Instability issues will kill a virtual desktop deployment. It doesn’t matter how great the video playback is, or how practical it is to access your desktop on any device from anywhere at any time. If the environment doesn’t run perfectly all of the time, it will never be used.
In order to squash any bugs, I need to know what’s going on all of the time, not waiting for an error to re-appear. This means detailed info from:
- ESXi hosts
- VMware View Connection server(s)
- VMware View Composer server(s)
- App Volumes server(s)
- Domain controller(s)
- All virtual desktops
- Windows Event logs
- App Volumes Agent logs
- User Environment manager logs
- VMware View agent logs
If you open a VMware support case, you’ll be required to gather some or all of these logs. And that sucks…big time. Or you can use Log Insight and figure out the issue on your own with minimal effort.
Let’s start with an example.
Problem: My desktop doesn’t come back when I get disconnected
Where does the troubleshooting process start? Think of all the questions that come up:
- When does this happen?
- It this a recurring issue?
- Why are other users unaffected? Or…
- Are other users having the same issue and just not saying anything?
- When does this happen?
- Is this simply user error (accidental logoff or something else)?
- Are there any corresponding Horizon events?
- Can I retrieve logs from the guest VM to see if anything stands out?
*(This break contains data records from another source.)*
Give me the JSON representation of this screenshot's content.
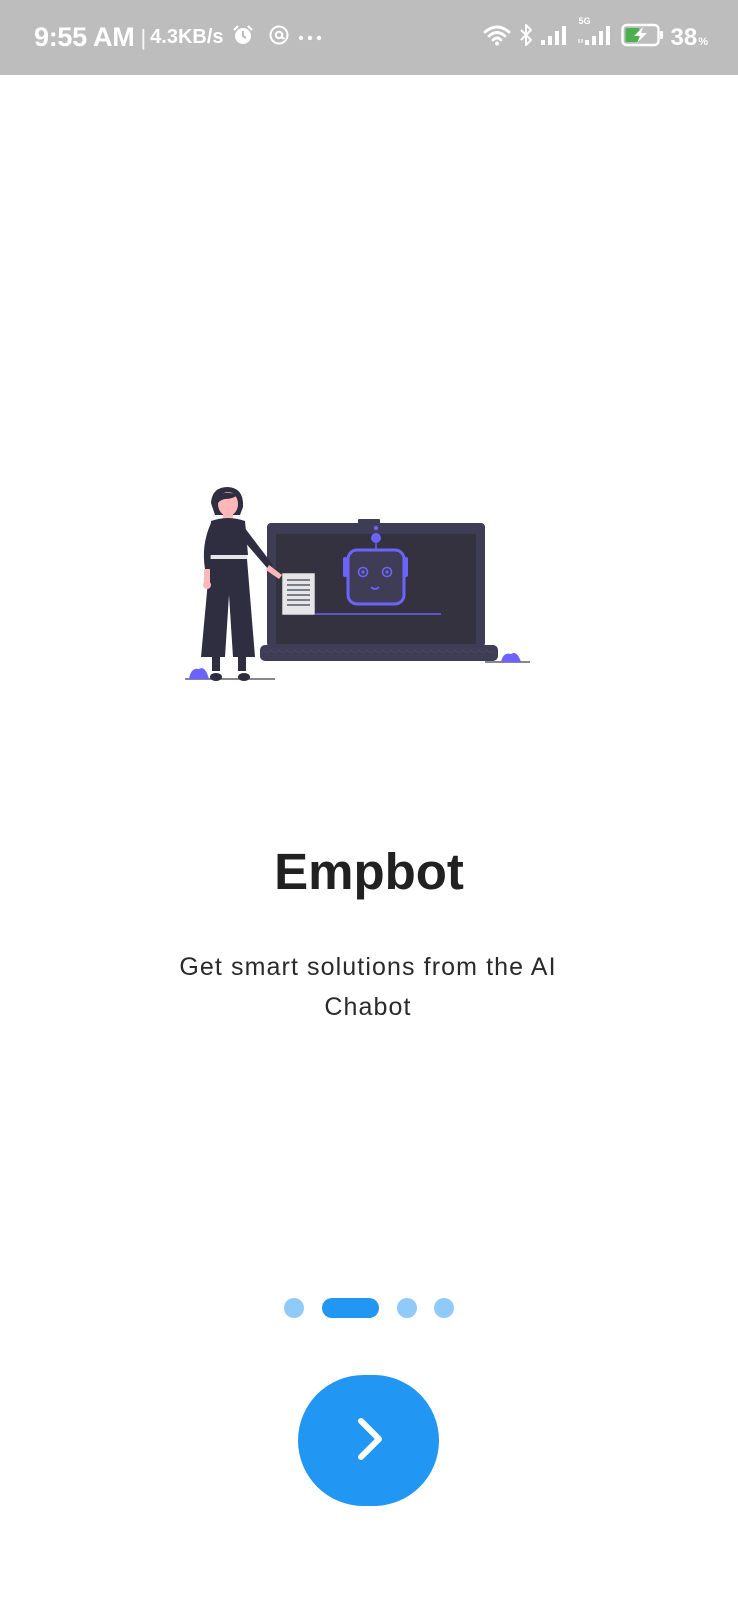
{
  "status_bar": {
    "time": "9:55 AM",
    "separator": "|",
    "network_speed": "4.3KB/s",
    "network_type": "5G",
    "battery_percent": "38",
    "battery_unit": "%",
    "icons": [
      "alarm-icon",
      "at-sign-icon",
      "more-dots-icon",
      "wifi-icon",
      "bluetooth-icon",
      "signal-icon",
      "signal-5g-icon",
      "battery-charging-icon"
    ]
  },
  "onboarding": {
    "illustration": "woman-presenting-chatbot-on-laptop",
    "title": "Empbot",
    "subtitle": "Get smart solutions from the AI Chabot",
    "page_indicator": {
      "current_page": 2,
      "total_pages": 4
    },
    "next_button": {
      "icon": "chevron-right-icon"
    }
  },
  "colors": {
    "primary": "#2196f3",
    "indicator_inactive": "#90caf9",
    "illustration_dark": "#3f3d56",
    "illustration_accent": "#6c63ff",
    "status_bar": "#bdbdbd"
  }
}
- Is there an automatic logoff policy in place or something else that triggers the event?
All of this takes time. How much time? Probably a week or two minimum to address these questions….and a lot of waiting for it to happen again. Meanwhile, your users are asking for their old PCs back while you wait for your case to be escalated to the next level of support.
When I was unable to determine the root cause of this issue, I setup Log Insight in trial mode and added my ESXi host to it. Then, I waited for the issue to happen again. When it did, I took the machine name that had failed along with an estimated time that it happened and went into Interactive Analysis to see if anything would stick out. I typed in the name of the VM and sure enough, I found this:
PhysPageFault failed Failure: pgNum=0x3d108, mpn=0x3fffffffff
That looks like a serious problem. Then, copy/paste into Google. The first result was a VMware KB with a workaround to resolve the issue. And just like that, problem solved.
I can’t even imagine the reduction in support calls and the increase in user satisfaction if this product was included with the Horizon Enterprise suite, or even better, free with any VMware product. I have spent days, weeks and months on stability issues both on the desktop and server side, manually digging for log files, blindly looking for something that might stick out, and spending way too much time on Google looking for anything even just slightly relevant that might provide a fix. Log Insight removes this cumbersome process entirely by easily indexing all log files so their searchable by literally any term. All you need is an error and a timestamp to solve your problem.
Seriously, just make this product free already.